The Pollock-Krasner House and Study Center in Springs is having a "friendship circle" season. First up was Terence Netter, a friend of Lee Krasner's whose work was shown through the end of July. Currently, it is one of Jackson Pollock's earliest friends, Harold Lehman, whose paintings hang on the Pollock-Krasner walls.
It may be jarring to see so much figurative work in a setting that usually holds more nonobjective paintings and drawings. The art in this show, "Harold Lehman: The Nineteen Thirties," is focused on that era and some of the preparatory studies he made for a mural that no longer exists. "Man's Daily Bread" was painted for the mess hall in the Men's House of Detention at Rikers Island between 1937 and 1938.
It was designed for a jail, a way station between release or prison, and was meant to be uplifting and edifying for the men, who saw it during meals three times a day. The themes were home, family, hard work, and sustenance. Workers were shown harvesting and processing the materials for a loaf of bread that sits at the center of the mural, placed on a table around which a family has gathered.
Like altarpieces and chapel decorations that illustrated biblical stories from centuries past, there is a similar intent and moral framework implied, a nondenominational call to our better selves that still has some resonance, even if only in a nostalgic, dawn of the "Greatest Generation" kind of way.
Seventy feet across and 20 feet high, it was painted onsite using canvas panels but removed at some point in the 1960s. It has not been recovered. Fortunately for us, a photograph of it exists and was blown up for the show. It is placed on a prominent wall in the exhibition to help recreate some of its hefty visual impact.
Pollock and Lehman, who died in 2006 and was originally from New York City, met at the Manual Arts High School in Los Angeles when both were teens. They also befriended Philip Guston, another budding artist who as a student there was known as Philip Goldstein. Their mentor, who supplemented their studies with additional drawing classes, was the person who introduced them to the ideas of theosophy and Krishnamurti.

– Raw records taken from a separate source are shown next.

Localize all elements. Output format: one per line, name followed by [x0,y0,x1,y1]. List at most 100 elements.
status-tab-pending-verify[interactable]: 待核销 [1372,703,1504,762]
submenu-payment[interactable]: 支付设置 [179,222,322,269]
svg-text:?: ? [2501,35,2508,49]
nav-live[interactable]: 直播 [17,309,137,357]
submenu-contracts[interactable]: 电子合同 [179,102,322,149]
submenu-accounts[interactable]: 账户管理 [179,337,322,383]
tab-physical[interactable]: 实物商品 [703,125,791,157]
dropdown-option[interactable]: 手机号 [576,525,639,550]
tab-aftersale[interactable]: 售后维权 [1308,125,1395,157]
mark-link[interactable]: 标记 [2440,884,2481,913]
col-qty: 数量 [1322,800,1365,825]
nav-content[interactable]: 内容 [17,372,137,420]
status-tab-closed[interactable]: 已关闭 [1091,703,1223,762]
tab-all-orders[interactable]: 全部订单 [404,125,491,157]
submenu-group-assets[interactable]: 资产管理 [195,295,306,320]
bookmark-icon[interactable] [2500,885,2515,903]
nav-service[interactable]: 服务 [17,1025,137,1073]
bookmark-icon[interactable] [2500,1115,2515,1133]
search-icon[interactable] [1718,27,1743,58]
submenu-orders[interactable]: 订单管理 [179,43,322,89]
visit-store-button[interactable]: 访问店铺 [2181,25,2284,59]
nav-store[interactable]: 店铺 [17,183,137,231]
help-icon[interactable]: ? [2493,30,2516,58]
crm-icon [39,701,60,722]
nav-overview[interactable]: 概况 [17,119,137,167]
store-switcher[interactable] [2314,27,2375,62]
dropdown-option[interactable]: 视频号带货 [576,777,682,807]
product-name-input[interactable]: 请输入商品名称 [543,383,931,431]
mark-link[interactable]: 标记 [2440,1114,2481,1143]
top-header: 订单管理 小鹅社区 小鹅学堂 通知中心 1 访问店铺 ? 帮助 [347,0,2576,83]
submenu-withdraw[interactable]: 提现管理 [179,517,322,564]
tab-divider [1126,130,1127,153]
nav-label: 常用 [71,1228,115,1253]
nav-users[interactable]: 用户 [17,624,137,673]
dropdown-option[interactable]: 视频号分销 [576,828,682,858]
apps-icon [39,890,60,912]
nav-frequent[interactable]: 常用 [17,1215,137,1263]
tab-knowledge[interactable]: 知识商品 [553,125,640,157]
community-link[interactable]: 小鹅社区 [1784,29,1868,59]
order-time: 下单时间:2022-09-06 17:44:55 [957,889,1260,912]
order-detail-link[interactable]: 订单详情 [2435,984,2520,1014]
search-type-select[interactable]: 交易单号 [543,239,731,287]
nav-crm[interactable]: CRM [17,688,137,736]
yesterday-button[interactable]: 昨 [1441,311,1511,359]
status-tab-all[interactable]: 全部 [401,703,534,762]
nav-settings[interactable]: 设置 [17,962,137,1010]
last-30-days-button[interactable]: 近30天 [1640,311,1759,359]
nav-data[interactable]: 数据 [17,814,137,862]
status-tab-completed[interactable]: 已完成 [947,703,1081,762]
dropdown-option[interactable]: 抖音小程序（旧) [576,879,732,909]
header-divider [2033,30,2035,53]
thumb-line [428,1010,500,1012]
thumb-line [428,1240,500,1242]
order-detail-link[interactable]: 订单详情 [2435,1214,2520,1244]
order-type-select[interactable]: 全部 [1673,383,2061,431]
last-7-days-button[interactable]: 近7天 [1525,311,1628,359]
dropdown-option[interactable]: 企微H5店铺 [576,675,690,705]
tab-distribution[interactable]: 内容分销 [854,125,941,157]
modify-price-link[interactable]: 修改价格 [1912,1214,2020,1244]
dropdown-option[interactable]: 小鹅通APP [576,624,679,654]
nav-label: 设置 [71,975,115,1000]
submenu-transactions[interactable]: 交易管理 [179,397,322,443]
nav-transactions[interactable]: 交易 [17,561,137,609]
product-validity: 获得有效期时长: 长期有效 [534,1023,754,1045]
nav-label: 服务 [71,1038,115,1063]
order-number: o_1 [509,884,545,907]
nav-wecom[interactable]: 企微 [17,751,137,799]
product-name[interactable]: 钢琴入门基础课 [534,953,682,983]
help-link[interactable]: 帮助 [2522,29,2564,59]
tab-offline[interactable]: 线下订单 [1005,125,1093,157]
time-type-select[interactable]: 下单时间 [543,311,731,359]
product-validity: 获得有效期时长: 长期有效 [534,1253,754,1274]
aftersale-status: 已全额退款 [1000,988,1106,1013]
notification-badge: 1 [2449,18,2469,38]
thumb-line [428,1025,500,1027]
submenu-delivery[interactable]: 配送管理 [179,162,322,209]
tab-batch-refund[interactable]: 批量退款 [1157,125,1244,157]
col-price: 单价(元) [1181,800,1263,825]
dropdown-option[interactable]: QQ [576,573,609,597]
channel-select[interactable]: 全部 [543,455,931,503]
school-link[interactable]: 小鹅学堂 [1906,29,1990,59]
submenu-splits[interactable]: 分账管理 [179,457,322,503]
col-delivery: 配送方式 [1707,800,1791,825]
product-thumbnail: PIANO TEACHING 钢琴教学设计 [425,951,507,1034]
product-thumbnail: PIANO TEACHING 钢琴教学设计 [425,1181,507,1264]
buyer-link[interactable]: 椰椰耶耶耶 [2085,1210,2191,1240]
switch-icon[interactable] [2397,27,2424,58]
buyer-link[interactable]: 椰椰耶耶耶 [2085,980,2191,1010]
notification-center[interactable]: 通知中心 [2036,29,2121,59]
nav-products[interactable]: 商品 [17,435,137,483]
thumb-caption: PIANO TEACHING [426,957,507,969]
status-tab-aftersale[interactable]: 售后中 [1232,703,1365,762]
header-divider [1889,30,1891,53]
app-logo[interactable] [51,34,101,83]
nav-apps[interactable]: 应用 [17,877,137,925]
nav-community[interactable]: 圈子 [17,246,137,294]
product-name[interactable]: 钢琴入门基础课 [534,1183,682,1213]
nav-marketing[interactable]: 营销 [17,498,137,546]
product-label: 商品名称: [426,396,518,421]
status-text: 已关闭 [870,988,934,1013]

After high school, Lehman went on to work under David Alfaro Siqueiros, who was in Los Angeles at the time promoting the style and ideas of Mexican muralists. Under his direction, they painted portable fresco panels with themes of socialism. One of their shows was raided by the city's Red Squad of police, who destroyed the works.
In 1934, Lehman was hired by an early public works project founded under the New Deal in Los Angeles and was joined by Guston and Reuben Kadish. They did not complete the project, but it provided further experience that Lehman took back to New York with him in 1935.
After he joined the Federal Art Project in New York, he introduced Siqueiros to Pollock and his brother Sanford Pollock, who worked with them in Siqueiros's Experimental Workshop, which made public artwork with industrial materials and expressive imagery, providing tools that Pollock would later use in his best-known work.
This is a lot of background, but important context when seeing the works in the show, which seem such a product of their time and the prevailing influences of those times. Most of them are studies for the mural: heads of adults, children, workers, an elderly man. They have a late-Michelangelo Mannerist presence, archetypes for certain, in plain generalized garments. They look determined, grim, fearful, hungry, and some are maybe all of the above. Thomas Hart Benton comes to mind, which is appropriate as he taught classes in Old Masters techniques at the Art Students League, where Pollock studied under him.
There are a few other works and drawings in the show, notably a drawing of a skull that was in Pollock's studio and is now part of the house's collection. The drawing was made in 1940 with deep modeling and light and shadow in the classical sense, but it still has a modern sensibility.
A 1933 shirtless self-portrait is dominated by Lehman's enormous arm resting on a table, perhaps a casualty of foreshortening gone bad. Yet it is also heroic and protective, as he holds a canvas in that hand, telegraphing the artist as a powerful shaper of worlds and ideas.
Another portrait is of Marian Anderson from 1939, marking her concert at the Lincoln Memorial. Initially larger, the artist later cut the original board down to focus on Anderson without the distraction of the statue of Lincoln in the background.
One unrelated inclusion, "Munich Pact 1," still has activist overtones. Dating from 1938, it refers to a decision in which France, Italy, and the United Kingdom agreed not to challenge Germany's annexation of portions of Czechoslovakia. The move, taken to avoid confrontation with Hitler, ended up leading to Germany's full annexation of Czechoslovakia and the invasion of Poland in the following months. Lehman portrays a red body being decapitated by a beast on horseback, while its arms are bound by a bent umbrella, keeping it from using the sword in its hands as protection. Other smaller bodies cower under another umbrella, perhaps the next to fall.
It's a striking set of artworks, made all the more so by the infrequency of their period's appearance in East End exhibitions. Indeed, the early 20th century, post-Moran and before the postwar era, is a blip in the South Fork artistic timeline. It is a refreshing reminder of what everyone was up to in American modernist circles before the next wave hit here a decade later.
The exhibition will remain on view through October.